Lower income groups diagnosed with diabetes continue to have a higher mortality rate, an Ontario study suggests.
According to the Diabetes Association of Canada the number of people diagnosed with diabetes in Canada was expected to double between 2000 and 2010, from 1.3 million to 2.5 million.
Researchers found although deaths from diabetes had come down by 30 per cent between 1995 and 2006 in Ontario but diabetics from lower-income groups saw lesser improvement.
According to a report in this week's issue of the Canadian Medical Association Journal there was a 40 per cent widening gap in the mortality ratio in those aged 30 to 64 between the poorest and richest groups of diabetics.
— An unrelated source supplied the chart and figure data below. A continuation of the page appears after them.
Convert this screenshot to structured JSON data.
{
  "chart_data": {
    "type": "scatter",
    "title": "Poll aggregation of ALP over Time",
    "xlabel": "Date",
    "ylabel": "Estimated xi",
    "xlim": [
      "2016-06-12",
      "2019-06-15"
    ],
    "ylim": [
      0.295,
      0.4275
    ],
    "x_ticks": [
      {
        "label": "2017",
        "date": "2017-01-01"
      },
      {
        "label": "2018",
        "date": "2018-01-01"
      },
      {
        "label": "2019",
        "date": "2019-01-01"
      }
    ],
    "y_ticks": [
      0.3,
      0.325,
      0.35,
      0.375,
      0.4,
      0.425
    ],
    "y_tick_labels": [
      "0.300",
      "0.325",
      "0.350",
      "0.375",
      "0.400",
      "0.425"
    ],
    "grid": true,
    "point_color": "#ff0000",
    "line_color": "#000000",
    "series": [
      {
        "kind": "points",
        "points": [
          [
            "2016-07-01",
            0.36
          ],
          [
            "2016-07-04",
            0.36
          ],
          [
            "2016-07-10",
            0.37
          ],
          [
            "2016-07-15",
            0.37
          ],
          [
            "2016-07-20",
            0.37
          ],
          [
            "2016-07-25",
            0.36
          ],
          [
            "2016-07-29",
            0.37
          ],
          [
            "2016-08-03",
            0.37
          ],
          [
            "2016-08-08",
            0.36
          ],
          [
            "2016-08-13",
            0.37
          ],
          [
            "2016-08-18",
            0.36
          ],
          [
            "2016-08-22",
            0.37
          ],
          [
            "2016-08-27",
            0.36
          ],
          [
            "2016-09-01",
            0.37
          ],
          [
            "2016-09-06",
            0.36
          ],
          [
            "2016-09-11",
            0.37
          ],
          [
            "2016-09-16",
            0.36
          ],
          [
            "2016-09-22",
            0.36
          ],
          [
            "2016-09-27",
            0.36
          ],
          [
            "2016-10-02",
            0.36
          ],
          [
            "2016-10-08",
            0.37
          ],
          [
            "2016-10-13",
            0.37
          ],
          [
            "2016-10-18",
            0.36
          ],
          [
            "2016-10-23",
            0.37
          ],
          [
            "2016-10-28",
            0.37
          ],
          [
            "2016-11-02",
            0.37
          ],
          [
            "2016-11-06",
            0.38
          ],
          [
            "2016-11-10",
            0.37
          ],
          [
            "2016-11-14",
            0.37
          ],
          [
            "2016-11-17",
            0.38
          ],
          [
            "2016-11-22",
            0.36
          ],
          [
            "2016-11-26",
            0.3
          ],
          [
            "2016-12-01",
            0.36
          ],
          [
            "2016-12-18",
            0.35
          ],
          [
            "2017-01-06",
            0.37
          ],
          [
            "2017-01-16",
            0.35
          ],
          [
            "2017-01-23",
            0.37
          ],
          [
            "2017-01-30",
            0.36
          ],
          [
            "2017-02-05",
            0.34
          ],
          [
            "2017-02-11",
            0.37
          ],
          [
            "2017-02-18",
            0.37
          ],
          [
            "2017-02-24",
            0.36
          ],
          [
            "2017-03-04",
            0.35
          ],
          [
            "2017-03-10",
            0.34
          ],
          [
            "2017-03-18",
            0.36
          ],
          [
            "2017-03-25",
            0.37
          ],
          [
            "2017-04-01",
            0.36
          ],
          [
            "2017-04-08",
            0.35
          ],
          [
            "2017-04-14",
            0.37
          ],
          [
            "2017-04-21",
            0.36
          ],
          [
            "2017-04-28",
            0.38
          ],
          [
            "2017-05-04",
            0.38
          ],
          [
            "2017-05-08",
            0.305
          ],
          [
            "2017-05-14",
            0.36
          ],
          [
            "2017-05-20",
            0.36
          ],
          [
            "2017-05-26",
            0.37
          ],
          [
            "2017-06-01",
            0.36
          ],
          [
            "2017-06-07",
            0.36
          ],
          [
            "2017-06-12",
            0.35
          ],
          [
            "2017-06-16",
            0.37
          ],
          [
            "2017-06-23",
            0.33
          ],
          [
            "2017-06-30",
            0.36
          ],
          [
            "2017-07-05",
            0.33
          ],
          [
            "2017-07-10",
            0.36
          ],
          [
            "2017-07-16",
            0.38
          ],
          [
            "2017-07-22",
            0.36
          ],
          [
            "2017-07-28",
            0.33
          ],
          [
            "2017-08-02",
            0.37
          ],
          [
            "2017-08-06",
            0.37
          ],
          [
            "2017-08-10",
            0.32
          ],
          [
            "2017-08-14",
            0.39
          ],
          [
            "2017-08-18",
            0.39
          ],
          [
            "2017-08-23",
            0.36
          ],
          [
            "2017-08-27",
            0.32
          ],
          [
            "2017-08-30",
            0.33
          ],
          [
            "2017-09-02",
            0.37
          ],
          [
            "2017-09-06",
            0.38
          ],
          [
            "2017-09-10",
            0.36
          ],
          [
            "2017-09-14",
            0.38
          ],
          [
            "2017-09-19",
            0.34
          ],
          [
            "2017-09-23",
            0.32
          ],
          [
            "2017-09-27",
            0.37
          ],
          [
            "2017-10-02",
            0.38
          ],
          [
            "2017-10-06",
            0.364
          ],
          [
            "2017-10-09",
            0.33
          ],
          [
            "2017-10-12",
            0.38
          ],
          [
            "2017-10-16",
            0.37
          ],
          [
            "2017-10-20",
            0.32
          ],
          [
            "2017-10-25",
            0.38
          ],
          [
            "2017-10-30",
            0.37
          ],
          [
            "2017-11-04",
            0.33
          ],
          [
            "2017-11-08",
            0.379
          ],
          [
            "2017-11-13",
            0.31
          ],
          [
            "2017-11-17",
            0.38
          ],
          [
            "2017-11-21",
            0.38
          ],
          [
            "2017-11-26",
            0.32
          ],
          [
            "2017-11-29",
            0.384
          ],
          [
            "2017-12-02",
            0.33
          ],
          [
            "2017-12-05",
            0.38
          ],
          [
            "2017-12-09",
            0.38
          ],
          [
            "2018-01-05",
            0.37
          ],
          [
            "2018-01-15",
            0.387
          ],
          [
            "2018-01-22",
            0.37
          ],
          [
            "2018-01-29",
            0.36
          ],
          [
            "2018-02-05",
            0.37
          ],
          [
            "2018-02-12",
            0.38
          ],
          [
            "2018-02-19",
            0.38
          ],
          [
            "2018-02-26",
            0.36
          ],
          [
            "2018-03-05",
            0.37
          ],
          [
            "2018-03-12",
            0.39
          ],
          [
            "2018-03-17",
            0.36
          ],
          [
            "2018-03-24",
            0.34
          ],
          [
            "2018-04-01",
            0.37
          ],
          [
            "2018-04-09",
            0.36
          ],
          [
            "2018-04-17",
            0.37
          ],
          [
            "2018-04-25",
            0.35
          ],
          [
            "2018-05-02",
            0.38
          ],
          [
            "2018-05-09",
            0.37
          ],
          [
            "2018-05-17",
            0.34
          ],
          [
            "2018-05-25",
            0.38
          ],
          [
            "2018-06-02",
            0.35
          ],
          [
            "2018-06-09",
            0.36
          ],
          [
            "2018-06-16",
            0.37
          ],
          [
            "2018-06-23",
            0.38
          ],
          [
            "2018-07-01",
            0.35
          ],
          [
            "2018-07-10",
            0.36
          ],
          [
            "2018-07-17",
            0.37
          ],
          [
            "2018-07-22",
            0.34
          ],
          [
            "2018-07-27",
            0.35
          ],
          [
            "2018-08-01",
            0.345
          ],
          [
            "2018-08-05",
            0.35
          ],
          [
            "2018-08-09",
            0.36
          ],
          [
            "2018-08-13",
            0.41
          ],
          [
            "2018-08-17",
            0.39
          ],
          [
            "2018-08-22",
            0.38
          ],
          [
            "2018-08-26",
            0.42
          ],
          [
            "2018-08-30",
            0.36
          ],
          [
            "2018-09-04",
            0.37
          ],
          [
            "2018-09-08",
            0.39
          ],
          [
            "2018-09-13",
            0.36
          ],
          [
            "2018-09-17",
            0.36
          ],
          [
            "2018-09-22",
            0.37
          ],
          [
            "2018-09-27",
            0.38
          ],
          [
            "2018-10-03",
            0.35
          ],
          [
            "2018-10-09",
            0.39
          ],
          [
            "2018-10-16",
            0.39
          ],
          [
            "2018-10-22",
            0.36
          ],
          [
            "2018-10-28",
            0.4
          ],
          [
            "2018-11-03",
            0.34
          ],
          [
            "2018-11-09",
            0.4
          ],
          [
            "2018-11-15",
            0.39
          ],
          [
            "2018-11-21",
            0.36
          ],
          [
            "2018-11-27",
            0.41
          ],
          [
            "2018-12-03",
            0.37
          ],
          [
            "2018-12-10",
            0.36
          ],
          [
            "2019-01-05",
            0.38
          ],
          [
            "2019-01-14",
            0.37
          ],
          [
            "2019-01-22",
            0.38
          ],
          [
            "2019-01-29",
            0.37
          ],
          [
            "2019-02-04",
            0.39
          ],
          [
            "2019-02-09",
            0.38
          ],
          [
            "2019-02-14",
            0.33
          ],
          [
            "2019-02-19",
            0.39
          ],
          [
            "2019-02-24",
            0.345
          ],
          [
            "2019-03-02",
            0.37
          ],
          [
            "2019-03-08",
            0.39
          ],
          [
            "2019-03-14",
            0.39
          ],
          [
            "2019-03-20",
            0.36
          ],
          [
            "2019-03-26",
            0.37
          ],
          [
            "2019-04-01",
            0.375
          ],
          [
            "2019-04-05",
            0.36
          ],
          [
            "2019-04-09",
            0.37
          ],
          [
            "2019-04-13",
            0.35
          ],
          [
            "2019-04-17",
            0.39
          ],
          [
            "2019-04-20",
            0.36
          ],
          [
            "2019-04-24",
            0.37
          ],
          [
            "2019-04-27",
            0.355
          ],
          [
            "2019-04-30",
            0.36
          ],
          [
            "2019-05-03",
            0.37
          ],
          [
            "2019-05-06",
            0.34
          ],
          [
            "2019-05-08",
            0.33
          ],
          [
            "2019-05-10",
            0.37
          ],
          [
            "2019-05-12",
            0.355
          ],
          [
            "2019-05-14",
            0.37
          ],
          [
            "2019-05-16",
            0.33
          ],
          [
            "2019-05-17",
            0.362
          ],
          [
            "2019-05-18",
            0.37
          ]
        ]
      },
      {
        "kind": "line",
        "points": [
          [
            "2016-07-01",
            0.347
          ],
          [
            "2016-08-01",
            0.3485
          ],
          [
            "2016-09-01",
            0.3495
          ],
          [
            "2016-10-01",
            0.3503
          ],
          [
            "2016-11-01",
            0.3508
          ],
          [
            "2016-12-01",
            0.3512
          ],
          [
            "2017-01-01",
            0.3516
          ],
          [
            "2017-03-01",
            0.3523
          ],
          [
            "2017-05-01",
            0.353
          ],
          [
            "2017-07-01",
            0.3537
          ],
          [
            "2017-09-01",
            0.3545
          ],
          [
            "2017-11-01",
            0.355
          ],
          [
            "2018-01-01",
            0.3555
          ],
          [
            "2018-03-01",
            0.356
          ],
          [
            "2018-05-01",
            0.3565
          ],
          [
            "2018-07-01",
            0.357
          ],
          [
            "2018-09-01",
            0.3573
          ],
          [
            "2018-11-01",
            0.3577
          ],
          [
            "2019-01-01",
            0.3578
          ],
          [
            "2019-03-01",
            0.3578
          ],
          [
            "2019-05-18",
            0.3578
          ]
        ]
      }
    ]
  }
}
Principal investigator Dr Lorraine Lipscombe of Women's College Hospital in Toronto and the Institute for Clinical Evaluative Sciences (ICES) said
"Our findings illustrate the widening impact of income on the health of diabetes patients, even in a publicly funded health system."
A reason cited for this gap was diabetes management had become more complex and costly. Advanced treatment advances have improved survival but it can pose financial burden.
"Income is a well-known predictor of survival. Improved treatments, such as new insulin and blood pressure drugs can be costly and lower income groups are less likely to have an access to them,” said Lipscombe.
By 2006 mortality rates for higher income people was .64, or six in 1,000 people and for lower income adults was .96, or about 10 in 1,000.
"Our worry is that there are differences in access to treatments among incomes," said Lipscombe.